Increasingly, companies are including arbitration agreements in their contracts with employees, customers, and each other, with the idea that arbitration will shield them from unwanted cost, delay, publicity, or liability. Among other things, there is a general consensus that arbitration avoids wasteful and expensive discovery, leads to quicker and more predictable outcomes, and sidesteps messy jury trials. But are these popular beliefs accurate? And if so, under what circumstances?
Is Arbitration Efficient?
What’s the most efficient way of handling a dispute? The answer depends on several factors, including the complexity of the disagreement, the nature of the harm alleged, the amount of discovery allowed, and jurisdictional consideration. The answer is not necessarily arbitration.
To make arbitration work, parties need to be strategic about choosing the rules that govern and control the process as well as how they employ them. Depending on the rules adopted or agreed to and the parties’ respective litigation strategies, arbitration can be every bit as time consuming as litigation in courts, perhaps more so.
And unless discovery is materially limited (which may or may not benefit the company, depending on the case), arbitration can be even more expensive. In addition to the costs of the discovery itself, the parties must pay the typically hourly fees of arbitrator—or three of them in many cases—as well as the administrative fee charged by companies like the American Arbitration Association and Judicial Arbitration and Mediation Service.
Is Arbitration Fair?
The results are not always predictable.
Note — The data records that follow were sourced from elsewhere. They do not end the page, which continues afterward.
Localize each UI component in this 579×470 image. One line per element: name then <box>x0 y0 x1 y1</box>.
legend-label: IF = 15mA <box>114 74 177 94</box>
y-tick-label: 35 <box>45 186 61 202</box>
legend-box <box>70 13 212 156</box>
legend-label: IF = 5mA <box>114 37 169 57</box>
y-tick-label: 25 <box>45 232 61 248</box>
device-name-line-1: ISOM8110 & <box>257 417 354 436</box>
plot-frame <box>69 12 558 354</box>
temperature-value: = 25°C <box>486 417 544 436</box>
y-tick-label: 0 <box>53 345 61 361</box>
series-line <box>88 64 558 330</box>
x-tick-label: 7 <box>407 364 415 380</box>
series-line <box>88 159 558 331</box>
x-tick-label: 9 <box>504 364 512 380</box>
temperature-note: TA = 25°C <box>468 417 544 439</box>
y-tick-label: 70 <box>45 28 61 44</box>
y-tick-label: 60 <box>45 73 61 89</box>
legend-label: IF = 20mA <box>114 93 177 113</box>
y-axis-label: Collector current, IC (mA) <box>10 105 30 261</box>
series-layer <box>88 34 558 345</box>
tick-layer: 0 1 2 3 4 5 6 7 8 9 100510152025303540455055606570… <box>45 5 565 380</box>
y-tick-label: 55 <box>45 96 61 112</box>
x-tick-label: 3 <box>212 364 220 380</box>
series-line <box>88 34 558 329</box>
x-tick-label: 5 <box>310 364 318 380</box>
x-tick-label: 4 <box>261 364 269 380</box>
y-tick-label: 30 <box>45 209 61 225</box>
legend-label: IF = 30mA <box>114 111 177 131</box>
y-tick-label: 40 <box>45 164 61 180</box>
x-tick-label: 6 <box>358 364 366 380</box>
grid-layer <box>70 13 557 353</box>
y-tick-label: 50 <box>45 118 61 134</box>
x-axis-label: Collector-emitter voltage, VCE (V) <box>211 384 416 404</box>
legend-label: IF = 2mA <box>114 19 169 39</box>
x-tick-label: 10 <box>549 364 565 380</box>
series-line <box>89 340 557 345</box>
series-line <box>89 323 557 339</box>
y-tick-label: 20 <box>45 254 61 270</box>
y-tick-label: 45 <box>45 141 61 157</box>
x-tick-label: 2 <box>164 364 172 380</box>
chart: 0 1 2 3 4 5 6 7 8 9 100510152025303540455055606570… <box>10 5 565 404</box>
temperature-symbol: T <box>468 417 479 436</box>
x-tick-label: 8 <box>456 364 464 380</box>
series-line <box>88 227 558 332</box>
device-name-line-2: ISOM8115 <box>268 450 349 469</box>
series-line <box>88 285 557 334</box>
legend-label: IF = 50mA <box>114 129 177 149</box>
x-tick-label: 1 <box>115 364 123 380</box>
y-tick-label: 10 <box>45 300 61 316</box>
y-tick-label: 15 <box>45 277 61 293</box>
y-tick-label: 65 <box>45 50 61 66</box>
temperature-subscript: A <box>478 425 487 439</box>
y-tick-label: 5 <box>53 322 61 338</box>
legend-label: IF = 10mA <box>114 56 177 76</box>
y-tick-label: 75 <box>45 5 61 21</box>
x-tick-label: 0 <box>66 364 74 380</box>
Although arbitrators of legal disputes are supposed to apply “the law,” they are not subject to the same scrutiny or accountability as the courts. Rather, the law applicable to arbitrations significantly limits the rights of parties to appeal. This can be good or bad—again, depending on the case. One the one hand, companies like it because it reduces the likelihood of long, drawn-out appeals that sap resources while delaying the final outcome. On the other hand, a “wrong” outcome is not easy—and is often not possible—to redress.
As a rule, arbitration awards cannot be appealed simply because one party finds the decision unfair. Other grounds must exist, such as corruption or fraud by the parties, evident partiality or corruption of the arbitrator(s), misbehavior by an arbitrator that results in prejudice to a party, or an arbitrator misuse of power. Absent one of these grounds, a wrong result cannot be corrected as it can with a court case, where the right to appeal is guaranteed. This fact is often underappreciated at the stage of drafting an arbitration clause, before any dispute has arisen.
Nor can the right to appeal be materially expanded through in drafting an arbitration clause. The Federal Arbitration Act sets a “floor” on the due process required in arbitration. Among other things, the ability to appeal an arbitration award for unfairness or other (limited) statutory grounds cannot be waived in a contract. But appeal rights cannot be expanded or defined in a contract, either. The parties are “stuck” with the ability to appeal only in cases where the process itself is corrupted—not where they disagree with the results.